Internet search engines have an excessive power since they are necessary intermediaries: a democracy must be concerned with not encouraging them, through a liability regime, to exercise such power in a way that limits public debate on the Internet. In this regard, the Court’s decision sets some important principles. First, the Court conclusively states that Internet intermediaries cannot be subject to any form of strict liability, which was the plaintiffs’ requests. The Court rejects the application of a strict liability regime which acts independently from the intermediary’s conduct –for example due to the “risk” of the activity- since that would impose a duty of surveillance which is not consistent with human rights principles. The application of a strict liability regime to intermediaries, according to judges, would be like holding a library liable for allowing, through its catalog, the tracing of a book with illicit content. The judges are conclusive: such a regime violates freedom of expression.

However, the Court holds that intermediaries can be held subjectively liable for content generated by third parties when they have “actual knowledge” of the illicit content and –from that moment- they do not act “diligently”. And how do intermediaries have “actual knowledge”? Regulatory models vary on this point: some, such as the controversial Digital Millennium Copyright Act, allow the elimination of contents upon notice by an individual arguing that there has been copyright infringement. Others, such as the Brazilian Civil Rights Framework for the Internet or the Copyright Law of Chile, stipulate the principle of judicial notice as a rule, which is set forth by agencies of the universal and inter-American human rights system.
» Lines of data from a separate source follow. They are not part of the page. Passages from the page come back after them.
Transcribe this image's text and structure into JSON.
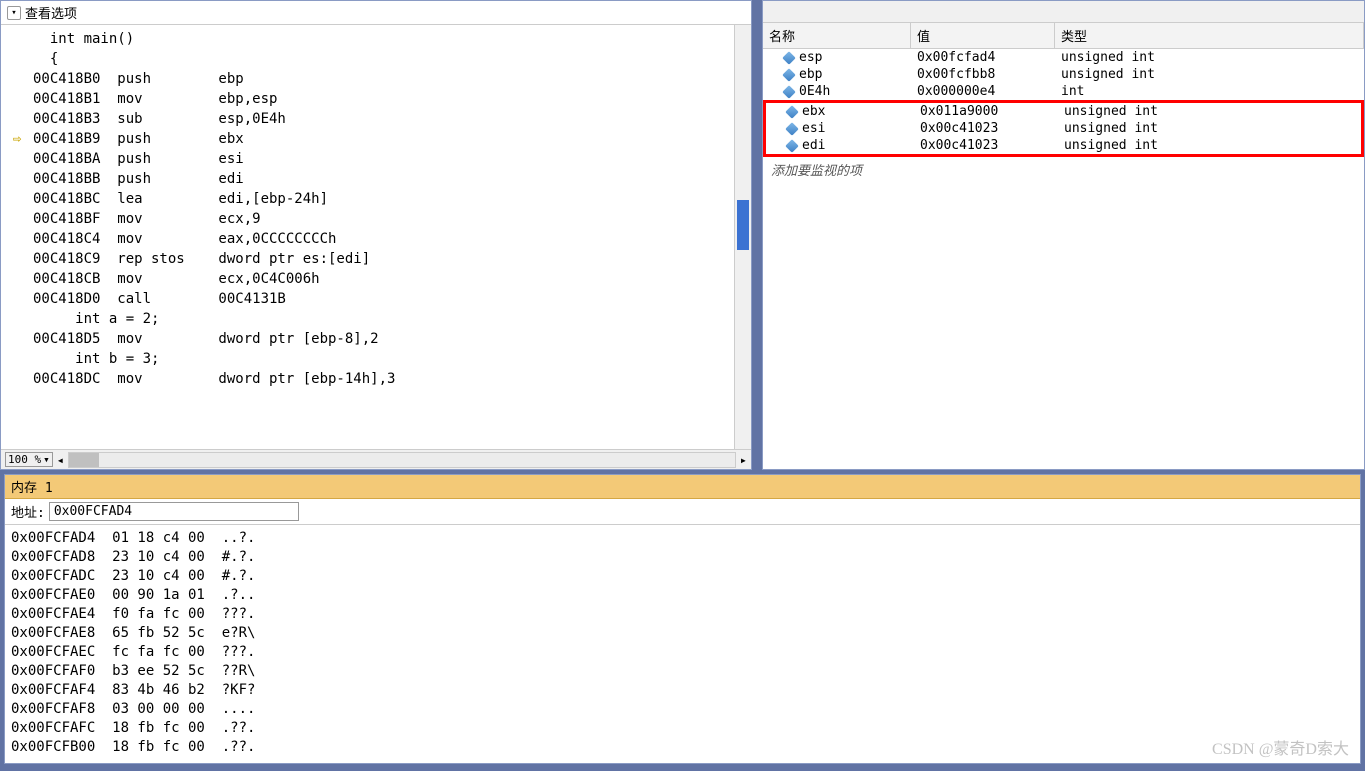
{
  "disasm": {
    "view_options_label": "查看选项",
    "zoom": "100 %",
    "lines": [
      {
        "gutter": "",
        "text": "  int main()"
      },
      {
        "gutter": "",
        "text": "  {"
      },
      {
        "gutter": "",
        "text": "00C418B0  push        ebp"
      },
      {
        "gutter": "",
        "text": "00C418B1  mov         ebp,esp"
      },
      {
        "gutter": "",
        "text": "00C418B3  sub         esp,0E4h"
      },
      {
        "gutter": "⇨",
        "text": "00C418B9  push        ebx"
      },
      {
        "gutter": "",
        "text": "00C418BA  push        esi"
      },
      {
        "gutter": "",
        "text": "00C418BB  push        edi"
      },
      {
        "gutter": "",
        "text": "00C418BC  lea         edi,[ebp-24h]"
      },
      {
        "gutter": "",
        "text": "00C418BF  mov         ecx,9"
      },
      {
        "gutter": "",
        "text": "00C418C4  mov         eax,0CCCCCCCCh"
      },
      {
        "gutter": "",
        "text": "00C418C9  rep stos    dword ptr es:[edi]"
      },
      {
        "gutter": "",
        "text": "00C418CB  mov         ecx,0C4C006h"
      },
      {
        "gutter": "",
        "text": "00C418D0  call        00C4131B"
      },
      {
        "gutter": "",
        "text": "     int a = 2;"
      },
      {
        "gutter": "",
        "text": "00C418D5  mov         dword ptr [ebp-8],2"
      },
      {
        "gutter": "",
        "text": ""
      },
      {
        "gutter": "",
        "text": "     int b = 3;"
      },
      {
        "gutter": "",
        "text": "00C418DC  mov         dword ptr [ebp-14h],3"
      }
    ]
  },
  "watch": {
    "headers": {
      "name": "名称",
      "value": "值",
      "type": "类型"
    },
    "add_watch_placeholder": "添加要监视的项",
    "rows": [
      {
        "name": "esp",
        "value": "0x00fcfad4",
        "type": "unsigned int",
        "hl": false
      },
      {
        "name": "ebp",
        "value": "0x00fcfbb8",
        "type": "unsigned int",
        "hl": false
      },
      {
        "name": "0E4h",
        "value": "0x000000e4",
        "type": "int",
        "hl": false
      },
      {
        "name": "ebx",
        "value": "0x011a9000",
        "type": "unsigned int",
        "hl": true
      },
      {
        "name": "esi",
        "value": "0x00c41023",
        "type": "unsigned int",
        "hl": true
      },
      {
        "name": "edi",
        "value": "0x00c41023",
        "type": "unsigned int",
        "hl": true
      }
    ]
  },
  "memory": {
    "title": "内存 1",
    "addr_label": "地址:",
    "addr_value": "0x00FCFAD4",
    "rows": [
      {
        "addr": "0x00FCFAD4",
        "hex": "01 18 c4 00",
        "ascii": "..?."
      },
      {
        "addr": "0x00FCFAD8",
        "hex": "23 10 c4 00",
        "ascii": "#.?."
      },
      {
        "addr": "0x00FCFADC",
        "hex": "23 10 c4 00",
        "ascii": "#.?."
      },
      {
        "addr": "0x00FCFAE0",
        "hex": "00 90 1a 01",
        "ascii": ".?.."
      },
      {
        "addr": "0x00FCFAE4",
        "hex": "f0 fa fc 00",
        "ascii": "???."
      },
      {
        "addr": "0x00FCFAE8",
        "hex": "65 fb 52 5c",
        "ascii": "e?R\\"
      },
      {
        "addr": "0x00FCFAEC",
        "hex": "fc fa fc 00",
        "ascii": "???."
      },
      {
        "addr": "0x00FCFAF0",
        "hex": "b3 ee 52 5c",
        "ascii": "??R\\"
      },
      {
        "addr": "0x00FCFAF4",
        "hex": "83 4b 46 b2",
        "ascii": "?KF?"
      },
      {
        "addr": "0x00FCFAF8",
        "hex": "03 00 00 00",
        "ascii": "...."
      },
      {
        "addr": "0x00FCFAFC",
        "hex": "18 fb fc 00",
        "ascii": ".??."
      },
      {
        "addr": "0x00FCFB00",
        "hex": "18 fb fc 00",
        "ascii": ".??."
      }
    ]
  },
  "watermark": "CSDN @蒙奇D索大"
}
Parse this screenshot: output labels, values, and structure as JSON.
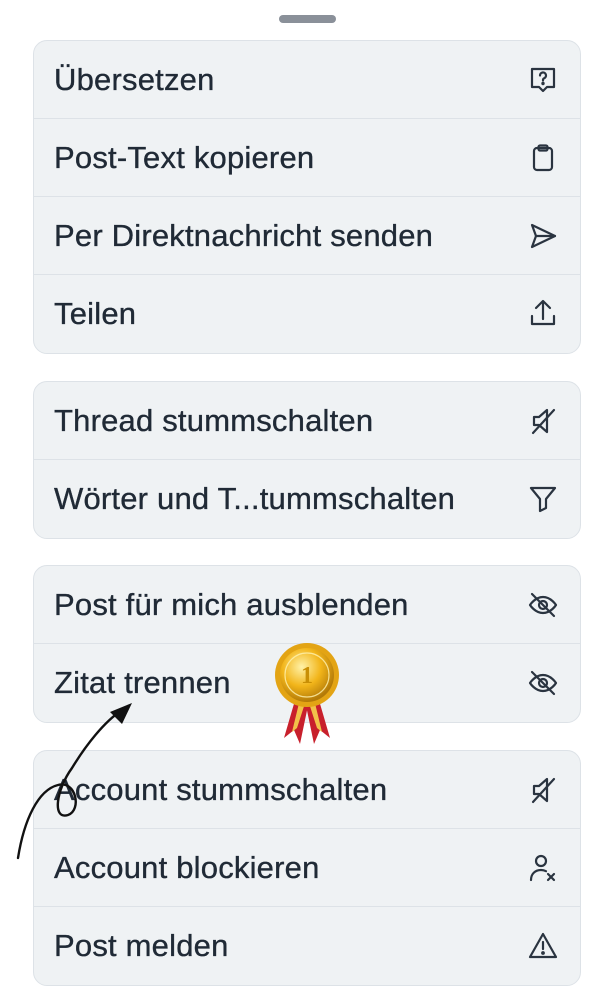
{
  "groups": [
    {
      "items": [
        {
          "label": "Übersetzen",
          "icon": "translate-icon"
        },
        {
          "label": "Post-Text kopieren",
          "icon": "clipboard-icon"
        },
        {
          "label": "Per Direktnachricht senden",
          "icon": "send-icon"
        },
        {
          "label": "Teilen",
          "icon": "share-icon"
        }
      ]
    },
    {
      "items": [
        {
          "label": "Thread stummschalten",
          "icon": "mute-icon"
        },
        {
          "label": "Wörter und T...tummschalten",
          "icon": "filter-icon"
        }
      ]
    },
    {
      "items": [
        {
          "label": "Post für mich ausblenden",
          "icon": "eye-slash-icon"
        },
        {
          "label": "Zitat trennen",
          "icon": "eye-slash-icon"
        }
      ]
    },
    {
      "items": [
        {
          "label": "Account stummschalten",
          "icon": "mute-icon"
        },
        {
          "label": "Account blockieren",
          "icon": "person-x-icon"
        },
        {
          "label": "Post melden",
          "icon": "warning-icon"
        }
      ]
    }
  ],
  "medal": {
    "number": "1",
    "gold": "#f2b51a",
    "ribbon": "#c8202c"
  },
  "colors": {
    "group_bg": "#eff2f4",
    "text": "#202a36",
    "handle": "#8a9099"
  }
}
The Argentine Court makes a distinction. To begin with, the notice must be served by competent judicial or administrative authority which –after considering the rights at stake- states that a given content is illicit and shall be removed. Nevertheless, in cases of “manifest illegality”, the option of private notifications becomes available. The Court gives some examples regarding such contents (child pornography, advocacy of genocide or incitement to violence, “notoriously fake assembly of images”, etc.), in a not limited list which generated some criticism concerning the problems that may arise when applied. A legal regulation shall clear up such uncertainties. However, it is clear that these cases must be read restrictively in the light of the same freedom of expression principles set forth by the Argentine Court and the international human rights system.

On the other hand, the Rodriguez case is also important since it raised the discussion about the right to images related to images search engines in Google. The Court considered that the same liability principles explained above apply to thumbnails. Finally, the Court ruled by a majority of votes –with the striking dissident votes of two judges: Lorenzetti, the President of the Court, and Maqueda- that it is not possible to establish a precautory protection on the contents of the Internet. That is to say, precautory measures which order the removal of contents must be adopted only in exceptional cases since they are highly presumed to be unconstitutional. (Rodríguez had demand that the search engines adopted a filtering system to prevent similar search results appearing in the future, a request that the lower court had denied).

In conclusion, the Court’s ruling sets a valuable precedent with an impact which will surely be extended to jurisprudence and regulatory discussions within the region.